7 thoughts on “Another Very Different Candidate for “Cutter X”

  1. One big difference between the MRV concept and the Independence seems to be that the MRV does not optimize speed for the sake of range.

    It will be interesting to see how Austal plays out in the US. The USN will probably stop procuring LCS in about a decade, which seems like a long time, but really isn’t if you’re trying to establish a shipyard like Austal is. What are they going to build when LCS is done? JHSV seems to be a success, but how many small transports does the Navy need? Can’t imagine that alone will keep Austal viable.

    Smallish patrol boats and transports seems to be there specialty. So it seems like they are likely to bid on USCG projects at some point. They already build “coast guard” ships for Australia.

  2. Comparing the two LCS designs Austal’s Independence class has better aviation facilities, better endurance, and lower fuel consumption.

    Even if they started procuring Cutter X today, we probably would not see the first for another decade.

  3. The current 30 year shipbuilding plan shows the LCS buy wrapping up in 2025, and they show a 4 or 5 year gap before the next small surface combatant is procured. By then the FRC will be done too in all likelihood, while the OPC should be in full production at a couple a year.

    The two LSC shipbuilders are HII and BIW.

    The first tier SSC shipbuilders are Menomomie, Bollinger and Austal, and maybe Halter (they seem to have a hard time getting contracts from the USN and USCG though).. And Eastern has got get there foot in the door, which they haven’t done yet. The others like Swiftships seem to be FMS only.

    HII and BIW build and bid on SSC’s too.

    So if the Navy really takes a 5 year break from buying small warships, and the Coast Guard is only buying two ships a year from one yard during that time period, then there isn’t going to be enough work for all those yards to stay open.

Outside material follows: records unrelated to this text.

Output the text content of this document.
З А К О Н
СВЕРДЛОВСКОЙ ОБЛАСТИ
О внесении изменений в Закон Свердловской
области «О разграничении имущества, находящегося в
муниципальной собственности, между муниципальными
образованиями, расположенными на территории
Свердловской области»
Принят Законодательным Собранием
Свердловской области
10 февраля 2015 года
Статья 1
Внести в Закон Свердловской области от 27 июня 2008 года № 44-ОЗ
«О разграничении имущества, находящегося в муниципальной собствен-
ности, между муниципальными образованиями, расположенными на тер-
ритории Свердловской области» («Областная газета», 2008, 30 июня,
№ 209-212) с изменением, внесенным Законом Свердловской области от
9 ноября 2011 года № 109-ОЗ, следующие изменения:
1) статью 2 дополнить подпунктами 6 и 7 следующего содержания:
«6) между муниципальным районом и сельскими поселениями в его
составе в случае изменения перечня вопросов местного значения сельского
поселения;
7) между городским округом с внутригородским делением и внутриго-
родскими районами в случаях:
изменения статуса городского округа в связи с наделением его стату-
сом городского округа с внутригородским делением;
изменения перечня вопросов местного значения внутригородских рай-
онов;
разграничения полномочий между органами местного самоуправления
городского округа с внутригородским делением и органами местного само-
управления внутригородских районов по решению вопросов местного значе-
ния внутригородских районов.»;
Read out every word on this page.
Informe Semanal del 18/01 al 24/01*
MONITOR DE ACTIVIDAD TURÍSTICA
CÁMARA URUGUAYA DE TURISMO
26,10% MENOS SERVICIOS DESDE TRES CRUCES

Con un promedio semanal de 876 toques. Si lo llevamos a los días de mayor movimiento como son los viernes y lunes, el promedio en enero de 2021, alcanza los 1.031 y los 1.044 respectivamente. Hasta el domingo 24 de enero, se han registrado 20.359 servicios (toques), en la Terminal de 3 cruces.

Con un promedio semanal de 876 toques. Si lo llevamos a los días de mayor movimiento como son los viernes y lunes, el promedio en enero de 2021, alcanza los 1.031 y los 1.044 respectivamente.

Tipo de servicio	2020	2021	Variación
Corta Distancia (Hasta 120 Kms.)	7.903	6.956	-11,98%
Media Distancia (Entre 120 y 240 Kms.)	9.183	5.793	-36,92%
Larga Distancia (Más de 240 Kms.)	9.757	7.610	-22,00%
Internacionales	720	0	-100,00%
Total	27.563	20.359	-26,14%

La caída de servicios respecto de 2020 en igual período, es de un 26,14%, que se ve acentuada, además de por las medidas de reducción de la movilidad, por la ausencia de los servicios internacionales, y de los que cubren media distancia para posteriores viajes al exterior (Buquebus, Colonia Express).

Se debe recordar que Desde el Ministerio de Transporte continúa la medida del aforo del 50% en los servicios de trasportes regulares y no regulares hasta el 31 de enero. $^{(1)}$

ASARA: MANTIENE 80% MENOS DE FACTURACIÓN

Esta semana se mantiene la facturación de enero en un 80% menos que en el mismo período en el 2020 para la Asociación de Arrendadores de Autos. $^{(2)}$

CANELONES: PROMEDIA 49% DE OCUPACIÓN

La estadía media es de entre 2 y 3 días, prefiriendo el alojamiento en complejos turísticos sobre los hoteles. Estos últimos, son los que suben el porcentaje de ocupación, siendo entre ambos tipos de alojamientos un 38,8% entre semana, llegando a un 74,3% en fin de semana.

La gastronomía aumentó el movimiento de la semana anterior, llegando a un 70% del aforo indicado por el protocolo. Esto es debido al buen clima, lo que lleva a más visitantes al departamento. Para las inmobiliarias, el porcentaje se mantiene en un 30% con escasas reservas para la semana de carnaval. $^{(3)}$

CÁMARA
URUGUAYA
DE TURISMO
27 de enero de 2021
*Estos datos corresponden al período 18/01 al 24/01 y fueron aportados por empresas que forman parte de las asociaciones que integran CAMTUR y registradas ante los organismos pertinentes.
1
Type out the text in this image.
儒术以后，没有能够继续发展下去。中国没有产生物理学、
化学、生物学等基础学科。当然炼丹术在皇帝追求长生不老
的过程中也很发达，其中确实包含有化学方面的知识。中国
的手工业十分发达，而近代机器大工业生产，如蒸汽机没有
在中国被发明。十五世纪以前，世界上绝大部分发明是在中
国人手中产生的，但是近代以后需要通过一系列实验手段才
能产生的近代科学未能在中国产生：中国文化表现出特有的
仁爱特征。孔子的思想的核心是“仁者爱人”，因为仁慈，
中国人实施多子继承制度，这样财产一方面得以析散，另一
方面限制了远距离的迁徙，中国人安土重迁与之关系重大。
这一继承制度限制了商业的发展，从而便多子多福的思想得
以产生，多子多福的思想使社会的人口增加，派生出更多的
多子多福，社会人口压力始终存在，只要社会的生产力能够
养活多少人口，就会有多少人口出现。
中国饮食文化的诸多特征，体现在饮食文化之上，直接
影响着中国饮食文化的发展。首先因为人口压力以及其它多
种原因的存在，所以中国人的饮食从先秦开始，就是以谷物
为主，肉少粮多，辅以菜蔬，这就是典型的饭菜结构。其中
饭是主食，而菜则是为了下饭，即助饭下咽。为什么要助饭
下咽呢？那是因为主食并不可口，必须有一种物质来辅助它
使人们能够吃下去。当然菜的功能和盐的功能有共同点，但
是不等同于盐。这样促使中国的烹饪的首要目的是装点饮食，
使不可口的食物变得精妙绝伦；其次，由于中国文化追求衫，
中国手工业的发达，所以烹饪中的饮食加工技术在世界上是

  4. This Austal MRV design has been around for years. It looks like they have finally found a potential buyer? The hull design is a MUCH smaller version of the Austal ferry “Benchijigua Express” on which the Independence design was based. So I would see it more like an earlier effort for a multi-role vessel or as originally typed corvette. And note it’s size is much smaller than LCS-2

    Note also the program description in Wiki and the same thoughts about merging mulitple roles into on vessel type

    First made public in Defending Australia in the Asia Pacific Century: Force 2030, the 2009 Department of Defence white paper, the planned vessels stem from Government instructions for the RAN to rationalise patrol, mine warfare, and hydrographic survey assets into a single class of warship. Twenty vessels are proposed. The project has received the procurement designation SEA 1180.

  5. aluminium ships are not suitable for combat. remember hms sheffield, all that death and damage from one unexploded exocet.